2012 California Republican Primary May Be a Kingmaker

Yahoo Contributor Network

Although traditionally a blue state, the June 5 California primary election may nevertheless be of extreme importance in the Republican race for the GOP nomination. The Washington Post goes so far as terming it "the most important state on the calendar." Why?

* With 172 delegates, California offers the biggest number of delegates to the chosen Republican Party candidate. The only other state also offering a high number of candidates is Texas, which is scheduled to award 155 delegates on May 29.

* The Green Papers show that California used to be a winner-take-all state, which would have translated into a strong boost for one candidate. This would particularly benefit the contender who is far behind the leader with respect to the count of delegates needed to reach the required 1,144 total.
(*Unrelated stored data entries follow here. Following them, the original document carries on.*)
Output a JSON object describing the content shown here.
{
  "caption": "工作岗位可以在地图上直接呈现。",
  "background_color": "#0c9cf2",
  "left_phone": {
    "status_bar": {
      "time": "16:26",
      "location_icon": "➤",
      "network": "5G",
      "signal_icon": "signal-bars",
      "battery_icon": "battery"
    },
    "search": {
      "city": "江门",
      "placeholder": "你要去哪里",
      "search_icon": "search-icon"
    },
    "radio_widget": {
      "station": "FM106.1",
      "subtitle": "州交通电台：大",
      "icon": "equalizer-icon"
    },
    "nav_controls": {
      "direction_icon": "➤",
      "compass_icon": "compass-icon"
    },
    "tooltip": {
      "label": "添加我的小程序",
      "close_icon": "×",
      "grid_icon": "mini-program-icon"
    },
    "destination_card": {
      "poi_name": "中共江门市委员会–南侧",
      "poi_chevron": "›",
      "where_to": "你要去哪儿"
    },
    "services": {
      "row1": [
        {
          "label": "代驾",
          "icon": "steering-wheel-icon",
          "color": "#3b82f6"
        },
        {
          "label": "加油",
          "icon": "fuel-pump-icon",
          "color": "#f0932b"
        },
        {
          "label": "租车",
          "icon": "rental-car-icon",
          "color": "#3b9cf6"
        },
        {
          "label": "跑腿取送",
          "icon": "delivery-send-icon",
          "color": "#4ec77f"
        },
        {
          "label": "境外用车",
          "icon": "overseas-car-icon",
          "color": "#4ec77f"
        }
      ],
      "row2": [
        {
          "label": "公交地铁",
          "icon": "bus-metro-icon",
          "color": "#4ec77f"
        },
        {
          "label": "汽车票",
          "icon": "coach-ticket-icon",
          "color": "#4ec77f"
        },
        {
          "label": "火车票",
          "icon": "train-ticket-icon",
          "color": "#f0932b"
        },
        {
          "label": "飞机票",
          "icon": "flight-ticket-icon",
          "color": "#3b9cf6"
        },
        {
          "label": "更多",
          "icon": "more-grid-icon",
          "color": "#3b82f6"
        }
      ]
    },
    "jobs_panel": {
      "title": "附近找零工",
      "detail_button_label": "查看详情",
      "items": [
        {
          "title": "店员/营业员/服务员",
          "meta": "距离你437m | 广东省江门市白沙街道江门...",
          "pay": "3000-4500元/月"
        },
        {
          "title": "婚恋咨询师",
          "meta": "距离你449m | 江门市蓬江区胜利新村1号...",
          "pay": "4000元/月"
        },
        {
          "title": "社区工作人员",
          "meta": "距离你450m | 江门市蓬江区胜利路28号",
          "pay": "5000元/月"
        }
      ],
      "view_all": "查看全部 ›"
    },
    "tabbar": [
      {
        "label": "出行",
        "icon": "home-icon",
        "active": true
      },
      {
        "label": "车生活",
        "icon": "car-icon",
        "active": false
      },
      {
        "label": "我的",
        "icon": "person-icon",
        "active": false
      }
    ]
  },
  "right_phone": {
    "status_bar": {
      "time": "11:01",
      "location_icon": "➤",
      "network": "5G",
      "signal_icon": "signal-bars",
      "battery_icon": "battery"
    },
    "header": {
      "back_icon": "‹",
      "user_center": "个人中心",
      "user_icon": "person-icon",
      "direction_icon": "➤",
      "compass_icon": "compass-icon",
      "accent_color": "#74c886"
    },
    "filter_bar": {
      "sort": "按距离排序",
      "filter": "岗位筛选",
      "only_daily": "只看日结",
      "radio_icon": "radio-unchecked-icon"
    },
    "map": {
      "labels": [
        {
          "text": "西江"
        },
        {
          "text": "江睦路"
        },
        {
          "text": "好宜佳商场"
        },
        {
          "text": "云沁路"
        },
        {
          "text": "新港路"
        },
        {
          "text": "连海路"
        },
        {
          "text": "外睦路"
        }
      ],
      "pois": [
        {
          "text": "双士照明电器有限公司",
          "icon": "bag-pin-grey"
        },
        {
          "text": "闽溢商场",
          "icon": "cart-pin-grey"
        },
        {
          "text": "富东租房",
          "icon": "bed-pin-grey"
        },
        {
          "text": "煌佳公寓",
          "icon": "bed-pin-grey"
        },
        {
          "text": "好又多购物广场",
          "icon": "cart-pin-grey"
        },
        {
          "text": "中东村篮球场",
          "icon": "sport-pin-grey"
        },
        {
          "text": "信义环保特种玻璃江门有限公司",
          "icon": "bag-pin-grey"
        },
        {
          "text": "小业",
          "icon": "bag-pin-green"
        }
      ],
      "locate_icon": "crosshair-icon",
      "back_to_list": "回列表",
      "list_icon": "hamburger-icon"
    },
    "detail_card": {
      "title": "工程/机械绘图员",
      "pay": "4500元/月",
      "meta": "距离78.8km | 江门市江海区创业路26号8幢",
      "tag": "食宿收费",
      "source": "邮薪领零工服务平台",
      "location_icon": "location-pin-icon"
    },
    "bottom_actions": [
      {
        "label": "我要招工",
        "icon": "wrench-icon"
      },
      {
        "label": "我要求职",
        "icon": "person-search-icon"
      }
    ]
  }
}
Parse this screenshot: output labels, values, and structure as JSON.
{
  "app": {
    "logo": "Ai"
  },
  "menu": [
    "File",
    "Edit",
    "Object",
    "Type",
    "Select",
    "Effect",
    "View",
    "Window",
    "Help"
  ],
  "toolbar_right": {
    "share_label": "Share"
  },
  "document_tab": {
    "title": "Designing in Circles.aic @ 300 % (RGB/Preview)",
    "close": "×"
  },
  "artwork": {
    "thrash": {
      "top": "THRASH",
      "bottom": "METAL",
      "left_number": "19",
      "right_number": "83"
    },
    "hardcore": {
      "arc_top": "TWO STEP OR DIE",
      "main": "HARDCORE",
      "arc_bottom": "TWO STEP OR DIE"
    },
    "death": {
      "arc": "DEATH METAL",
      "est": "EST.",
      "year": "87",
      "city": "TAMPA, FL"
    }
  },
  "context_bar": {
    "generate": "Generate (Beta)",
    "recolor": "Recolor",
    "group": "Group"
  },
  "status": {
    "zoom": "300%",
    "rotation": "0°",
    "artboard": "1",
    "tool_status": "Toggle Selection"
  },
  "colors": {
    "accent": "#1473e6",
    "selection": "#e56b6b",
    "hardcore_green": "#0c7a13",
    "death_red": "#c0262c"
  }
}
* The year 2012 marks the first time that California transitions to a proportional delegate award system. ABC News highlighted that each of the 53 congressional districts is to award three delegates to the winner of that district; an additional 10 delegates go to the state's overall winner. Winning two, 10 or even 15 districts would net a GOP candidate the same number of delegates as winning one or two primaries in other states could award him.

* The California primary is a closed primary, which limits candidate selection to the members of the Republican Party.

* Candidates must actively woo all Republican California voters, particularly conservative special interest groups and demographics, to achieve a high delegate count. Since each congressional district has the power to bestow three delegates, the Golden State should prepare for furious campaigning by all candidates still in the running on June 5.

*There is only a 6 percent difference between poll numbers for Mitt Romney and Rick Santorum, Poll Tracker shows. Polled respondents between Feb. 2 and Feb. 18 favored Romney with 31 percent over Santorum, who only received 25 percent. Ron Paul shows with 16 percent, while Newt Gingrich is fourth with 12 percent. If the gap between Romney and Santorum closes, California could indeed play kingmaker and decide the nomination based on the large number of awarded delegates.